One day when Ruell pulled on his barn boots and went out to grab an armful of wood off the pile out behind the shop, he noticed a bit of a dip in the tarp covering the far end. He walked through the knee-deep snow to the spot and pulled back the weathered cover. Sure enough, it looked like someone had carefully helped themselves to a dozen or so sticks of Ruell’s best dry maple and tried to fix the tarp so as to cover the empty spot. The last night’s snowfall had weighed the tarp down, though, revealing the crime.

Sonuvawhore!” Ruell spat, scanning the area for evidence of the culprit’s retreat. The new snow had covered any footprints that might have been left behind. Over on the other side of the ravine, he could see smoke curling neatly out of Biscuit’s chimney, but then, there was smoke coming out of the pipe on top of the Eugley place too, as well as over to Booger’s trailer and Eunice Breed’s house. No tellin’.

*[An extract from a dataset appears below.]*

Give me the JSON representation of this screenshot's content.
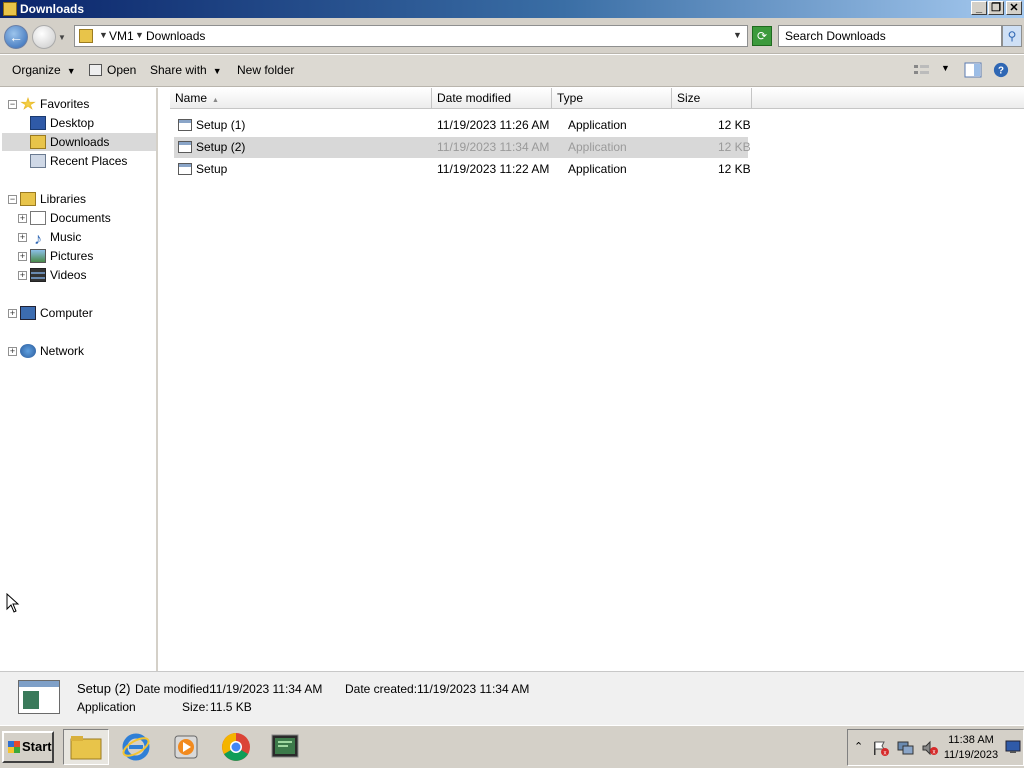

He gathered his wood and stomped back to the shop, swapping his boots for a vintage pair of sheepskin slippers on the way in through the mudroom. Like Harley, Ruell was a forgiving sort and usually didn’t stay mad long. He figured if someone needed firewood bad enough to steal it, then they were welcome to it as long as it didn’t get to be a habit. Of course, he suspected Bisquit, and that did stick in his craw a bit because, in Biscuit’s case, it would have been pure laziness instead of need. He wouldn’t tolerate any such shenanigans from Biscuit, even if he WAS his brother. He settled back in the recliner and went to sleep.

A few days later, after a ten inch snowfall the night before, he found another dip in the tarp down where he’d stacked the 2 year old oak.

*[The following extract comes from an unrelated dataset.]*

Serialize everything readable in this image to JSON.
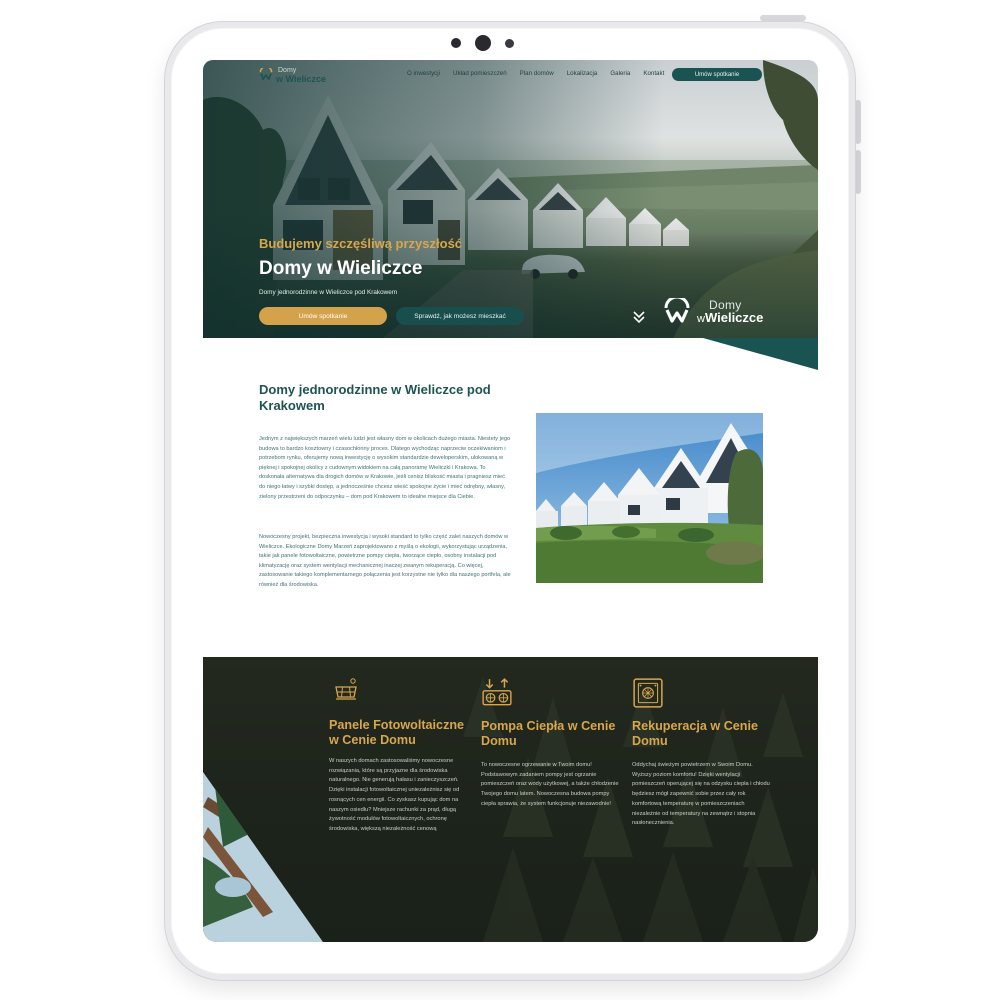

“That does it,” he growled, squinting at the curly-cues of acrid smoke floating out of the neighbor’s chimneys, especially Biscuit’s. He carried an armload of sticks into the shop and strode with a purpose and clenched jaw out to the locked storage shed where he kept stuff he didn’t want in the house or didn’t need very often. There was a musty old cot in there where his second son Maylon by his third wife’s sister Verna from out on the islands stayed when he came ashore every year or so, but that’s another story……

He rummaged through boxes and crates, sputtering and grumbling like an old bear. “I’ll find out who’s filchin’ my goddamned wood I tell you what’s the goddamn truth mister man! Yessah!………” He found what he was looking for in a box of gear he and his other brother Pebbles used to use when they went night fishing on the County Line Pond before the wardens cracked down and started checking the records down to Farley’s Hardware and Farm Supply on the Damariscotta Road to see who might be buying an unwarranted amount of dynamite during trout season. He selected a two-inch hand-auger from his workbench and picked up a nice piece of oak from the woodpile on his way back to the shop.

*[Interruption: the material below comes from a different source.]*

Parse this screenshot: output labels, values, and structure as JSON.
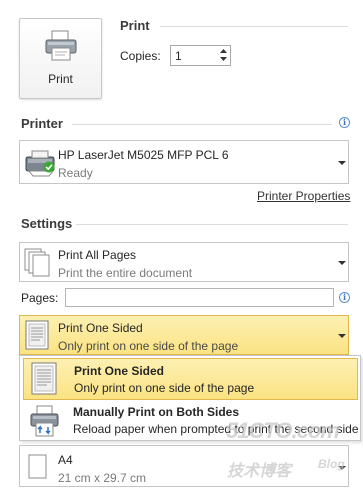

Thirty minutes later, he put the “Have-a-nice-day” stick of oak back on the woodpile and replaced the tarp. The bung plug in the end of the stick had been sawed off clean and was hardly noticeable unless you knew it was there. He looked from Biscuit’s cabin to Booger’s place and then scanned Eunice’s chimney and the others. “One o’ you bahstids is gonna learn to keep yer friggin’ fists outa my woodpile, I’ll tell you what’s the truth….” He spat before walking back into the shop.

About two days later, after a good snowstorm, Ruell found out who was helping himself to his wood. Biscuit swore up and down he’d been borrowing wood from Eunice and would never think of treating his own brother that way, which Eunice denied, explaining she’d bought all of her wood from Booger. Ruell asked Booger about it but Booger swore he’d nail a pig’s head to Ruell’s shop doorjamb if he ever accused him of thievery again. They still aren’t talking, last I heard. The Eugleys let Biscuit live in their chicken coop until he got his own place rebuilt, and Ruell never did find out who had been stealing his wood.

But even after nearly thirty years, I hear it ain’t never happened again.